Had three Bro McBroensteins dominating  the pull-up bar in the gym today for 45 minutes. Wanted to tell them that doing 10 sets of 15 crappy half pull-ups wasn't going to do much but why waste my time?

Wednesday, February 17, 2016

2016-02-17 Some Notes on Sugar and Tricks of the Health Food Industry

This is primarily a guest post, but I'll add in a few of my own thoughts. The thing that scares me most about eating too much sugar isn't tooth decay, obesity, or eve diabetes. Rather it is chronic inflammation in the body and destruction of the beneficial bacteria in the gut. This is information I learned from Brain Maker, a book on the topic of the gut biome. There are of course many more cautions about sugar and sugary drinks, which is the topic of this guest post. I'll follow up soon as my life starts to gain some semblance of non-chaos post baby number two.
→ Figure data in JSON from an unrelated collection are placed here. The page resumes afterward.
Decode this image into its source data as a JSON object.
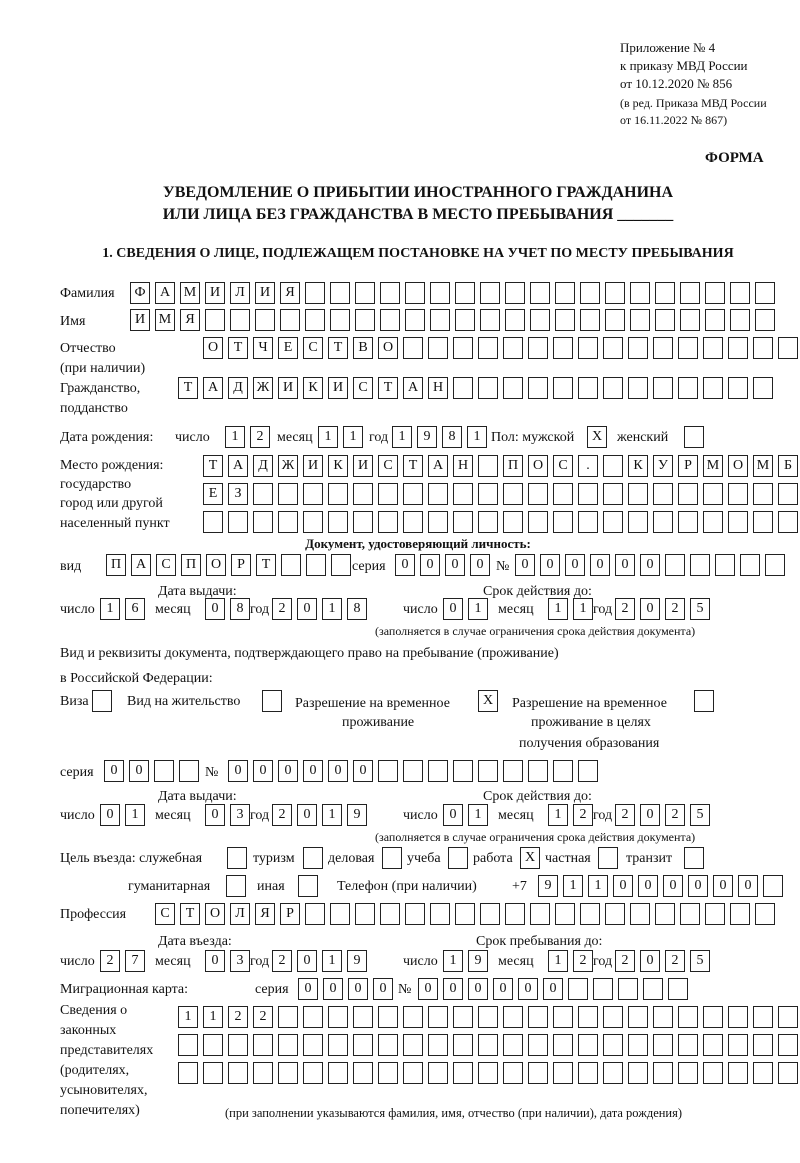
{
  "header": {
    "line1": "Приложение № 4",
    "line2": "к приказу МВД России",
    "line3": "от 10.12.2020 № 856",
    "line4": "(в ред. Приказа МВД России",
    "line5": "от 16.11.2022 № 867)",
    "form_label": "ФОРМА"
  },
  "title": {
    "line1": "УВЕДОМЛЕНИЕ О ПРИБЫТИИ ИНОСТРАННОГО ГРАЖДАНИНА",
    "line2": "ИЛИ ЛИЦА БЕЗ ГРАЖДАНСТВА В МЕСТО ПРЕБЫВАНИЯ _______"
  },
  "section1": {
    "heading": "1. СВЕДЕНИЯ О ЛИЦЕ, ПОДЛЕЖАЩЕМ ПОСТАНОВКЕ НА УЧЕТ ПО МЕСТУ ПРЕБЫВАНИЯ",
    "surname": {
      "label": "Фамилия",
      "boxes": [
        "Ф",
        "А",
        "М",
        "И",
        "Л",
        "И",
        "Я",
        "",
        "",
        "",
        "",
        "",
        "",
        "",
        "",
        "",
        "",
        "",
        "",
        "",
        "",
        "",
        "",
        "",
        "",
        ""
      ]
    },
    "name": {
      "label": "Имя",
      "boxes": [
        "И",
        "М",
        "Я",
        "",
        "",
        "",
        "",
        "",
        "",
        "",
        "",
        "",
        "",
        "",
        "",
        "",
        "",
        "",
        "",
        "",
        "",
        "",
        "",
        "",
        "",
        ""
      ]
    },
    "patronymic": {
      "label": "Отчество",
      "label2": "(при наличии)",
      "boxes": [
        "О",
        "Т",
        "Ч",
        "Е",
        "С",
        "Т",
        "В",
        "О",
        "",
        "",
        "",
        "",
        "",
        "",
        "",
        "",
        "",
        "",
        "",
        "",
        "",
        "",
        "",
        ""
      ]
    },
    "citizenship": {
      "label": "Гражданство,",
      "label2": "подданство",
      "boxes": [
        "Т",
        "А",
        "Д",
        "Ж",
        "И",
        "К",
        "И",
        "С",
        "Т",
        "А",
        "Н",
        "",
        "",
        "",
        "",
        "",
        "",
        "",
        "",
        "",
        "",
        "",
        "",
        ""
      ]
    },
    "birth_date": {
      "label": "Дата рождения:",
      "day_label": "число",
      "day": [
        "1",
        "2"
      ],
      "month_label": "месяц",
      "month": [
        "1",
        "1"
      ],
      "year_label": "год",
      "year": [
        "1",
        "9",
        "8",
        "1"
      ],
      "sex_label": "Пол: мужской",
      "male": [
        "X"
      ],
      "female_label": "женский",
      "female": [
        ""
      ]
    },
    "birth_place": {
      "label1": "Место рождения:",
      "label2": "государство",
      "label3": "город или другой",
      "label4": "населенный пункт",
      "row1": [
        "Т",
        "А",
        "Д",
        "Ж",
        "И",
        "К",
        "И",
        "С",
        "Т",
        "А",
        "Н",
        "",
        "П",
        "О",
        "С",
        ".",
        "",
        "К",
        "У",
        "Р",
        "М",
        "О",
        "М",
        "Б"
      ],
      "row2": [
        "Е",
        "З",
        "",
        "",
        "",
        "",
        "",
        "",
        "",
        "",
        "",
        "",
        "",
        "",
        "",
        "",
        "",
        "",
        "",
        "",
        "",
        "",
        "",
        ""
      ],
      "row3": [
        "",
        "",
        "",
        "",
        "",
        "",
        "",
        "",
        "",
        "",
        "",
        "",
        "",
        "",
        "",
        "",
        "",
        "",
        "",
        "",
        "",
        "",
        "",
        ""
      ]
    },
    "id_doc": {
      "heading": "Документ, удостоверяющий личность:",
      "type_label": "вид",
      "type": [
        "П",
        "А",
        "С",
        "П",
        "О",
        "Р",
        "Т",
        "",
        "",
        ""
      ],
      "series_label": "серия",
      "series": [
        "0",
        "0",
        "0",
        "0"
      ],
      "number_label": "№",
      "number": [
        "0",
        "0",
        "0",
        "0",
        "0",
        "0",
        "",
        "",
        "",
        "",
        ""
      ],
      "issue_label": "Дата выдачи:",
      "valid_label": "Срок действия до:",
      "issue": {
        "day_label": "число",
        "day": [
          "1",
          "6"
        ],
        "month_label": "месяц",
        "month": [
          "0",
          "8"
        ],
        "year_label": "год",
        "year": [
          "2",
          "0",
          "1",
          "8"
        ]
      },
      "valid": {
        "day_label": "число",
        "day": [
          "0",
          "1"
        ],
        "month_label": "месяц",
        "month": [
          "1",
          "1"
        ],
        "year_label": "год",
        "year": [
          "2",
          "0",
          "2",
          "5"
        ]
      },
      "note": "(заполняется в случае ограничения срока действия документа)"
    },
    "stay_doc": {
      "label1": "Вид и реквизиты документа, подтверждающего право на пребывание (проживание)",
      "label2": "в Российской Федерации:",
      "visa_label": "Виза",
      "visa": [
        ""
      ],
      "residence_label": "Вид на жительство",
      "residence": [
        ""
      ],
      "temp_label1": "Разрешение на временное",
      "temp_label2": "проживание",
      "temp": [
        "X"
      ],
      "edu_label1": "Разрешение на временное",
      "edu_label2": "проживание в целях",
      "edu_label3": "получения образования",
      "edu": [
        ""
      ],
      "series_label": "серия",
      "series": [
        "0",
        "0",
        "",
        ""
      ],
      "number_label": "№",
      "number": [
        "0",
        "0",
        "0",
        "0",
        "0",
        "0",
        "",
        "",
        "",
        "",
        "",
        "",
        "",
        "",
        ""
      ],
      "issue_label": "Дата выдачи:",
      "valid_label": "Срок действия до:",
      "issue": {
        "day_label": "число",
        "day": [
          "0",
          "1"
        ],
        "month_label": "месяц",
        "month": [
          "0",
          "3"
        ],
        "year_label": "год",
        "year": [
          "2",
          "0",
          "1",
          "9"
        ]
      },
      "valid": {
        "day_label": "число",
        "day": [
          "0",
          "1"
        ],
        "month_label": "месяц",
        "month": [
          "1",
          "2"
        ],
        "year_label": "год",
        "year": [
          "2",
          "0",
          "2",
          "5"
        ]
      },
      "note": "(заполняется в случае ограничения срока действия документа)"
    },
    "purpose": {
      "label": "Цель въезда: служебная",
      "service": [
        ""
      ],
      "tourism_label": "туризм",
      "tourism": [
        ""
      ],
      "business_label": "деловая",
      "business": [
        ""
      ],
      "study_label": "учеба",
      "study": [
        ""
      ],
      "work_label": "работа",
      "work": [
        "X"
      ],
      "private_label": "частная",
      "private": [
        ""
      ],
      "transit_label": "транзит",
      "transit": [
        ""
      ],
      "humanitarian_label": "гуманитарная",
      "humanitarian": [
        ""
      ],
      "other_label": "иная",
      "other": [
        ""
      ]
    },
    "phone": {
      "label": "Телефон (при наличии)",
      "prefix": "+7",
      "boxes": [
        "9",
        "1",
        "1",
        "0",
        "0",
        "0",
        "0",
        "0",
        "0",
        ""
      ]
    },
    "profession": {
      "label": "Профессия",
      "boxes": [
        "С",
        "Т",
        "О",
        "Л",
        "Я",
        "Р",
        "",
        "",
        "",
        "",
        "",
        "",
        "",
        "",
        "",
        "",
        "",
        "",
        "",
        "",
        "",
        "",
        "",
        "",
        ""
      ]
    },
    "entry": {
      "entry_label": "Дата въезда:",
      "stay_label": "Срок пребывания до:",
      "entry": {
        "day_label": "число",
        "day": [
          "2",
          "7"
        ],
        "month_label": "месяц",
        "month": [
          "0",
          "3"
        ],
        "year_label": "год",
        "year": [
          "2",
          "0",
          "1",
          "9"
        ]
      },
      "stay": {
        "day_label": "число",
        "day": [
          "1",
          "9"
        ],
        "month_label": "месяц",
        "month": [
          "1",
          "2"
        ],
        "year_label": "год",
        "year": [
          "2",
          "0",
          "2",
          "5"
        ]
      }
    },
    "migration_card": {
      "label": "Миграционная карта:",
      "series_label": "серия",
      "series": [
        "0",
        "0",
        "0",
        "0"
      ],
      "number_label": "№",
      "number": [
        "0",
        "0",
        "0",
        "0",
        "0",
        "0",
        "",
        "",
        "",
        "",
        ""
      ]
    },
    "representatives": {
      "label1": "Сведения о",
      "label2": "законных",
      "label3": "представителях",
      "label4": "(родителях,",
      "label5": "усыновителях,",
      "label6": "попечителях)",
      "row1": [
        "1",
        "1",
        "2",
        "2",
        "",
        "",
        "",
        "",
        "",
        "",
        "",
        "",
        "",
        "",
        "",
        "",
        "",
        "",
        "",
        "",
        "",
        "",
        "",
        "",
        ""
      ],
      "row2": [
        "",
        "",
        "",
        "",
        "",
        "",
        "",
        "",
        "",
        "",
        "",
        "",
        "",
        "",
        "",
        "",
        "",
        "",
        "",
        "",
        "",
        "",
        "",
        "",
        ""
      ],
      "row3": [
        "",
        "",
        "",
        "",
        "",
        "",
        "",
        "",
        "",
        "",
        "",
        "",
        "",
        "",
        "",
        "",
        "",
        "",
        "",
        "",
        "",
        "",
        "",
        "",
        ""
      ],
      "note": "(при заполнении указываются фамилия, имя, отчество (при наличии), дата рождения)"
    }
  }
}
Health food companies want you to put your complete trust in them. But they're just most other food companies. They don’t want you to look too closely at the ingredients of their products.  If you’re just getting into healthy eating and exercise, it can be easy to be taken in by these products. They’re often ones advertised at gyms because of corporate partnerships. Another problem with the fitness industry.

Sadly, a lot of these products can do just as much damage as products that aren’t advertised as health products. They advertise the “healthy” ingredients on the front of the packaging. But quite often they’ll only have trace amounts of these substances in the product. Take a look at the full list of ingredients. You may find they’re still loaded with additives and emulsifiers.

Energy drinks seem like an obvious one. They are loaded with sugar, so stay away, right? It’s not quite as simple as that, but yes, you should stay away from most of them. There are two different products we refer to when we talk about energy drinks.

The first is the sugary, carbonated kind. Red Bull and Monster are the most famous examples. It seems obvious to stay away from these. They seem to take a sort of pride in being bad for you. But they’re an attractive prospect when you’re suffering fatigue. Don't fall for it! Not only are they loaded with sugar, but with substances like creatine, ephedrine and taurine. These all pose a threat to the heart, liver and kidneys. You also need to remember that taurine is an addictive substance. Your body already produces the taurine you need, so don’t load yourself with more.

The other drinks to look out for are the ones that are focused on sport. The most famous example is Gatorade. Remember: don’t just read “sport” and “health” then make your purchase. It’s important to read the ingredients and understand what they do.

A big deal is made about the restoration of electrolytes during exercise. It’s true that this is important. But Gatorade contains too much sugar and sodium to do the job right. Mix that with unholy amounts of sugar and artificial colouring and you’ve got the last thing you need when exercising.

Sports supplements often seem like a safe alternative. Many of them take the form of sugarless powders, with customers invited to add their own flavouring to them. But these things can also contain harmful substances. A few years ago, a massive bust of 84 products took place over dangerous ingredients. Dangerous ingredients are replete in supposedly healthy foods.

So how do you avoid this? The key is natural foods. This is old advice, but you really need to follow it. The best energy sources are the natural ones. Go to any organic whole foods store and it will be loaded with affordable fruits and vegetables. There are even natural food products tailored specifically to the physically active, like Gnarly.

Another step you can take is to arm yourself with knowledge. Brush up on your biology or, better yet, biochemistry. Understanding the chemistry of your body will help you make the right decision when you look at the ingredients of any product.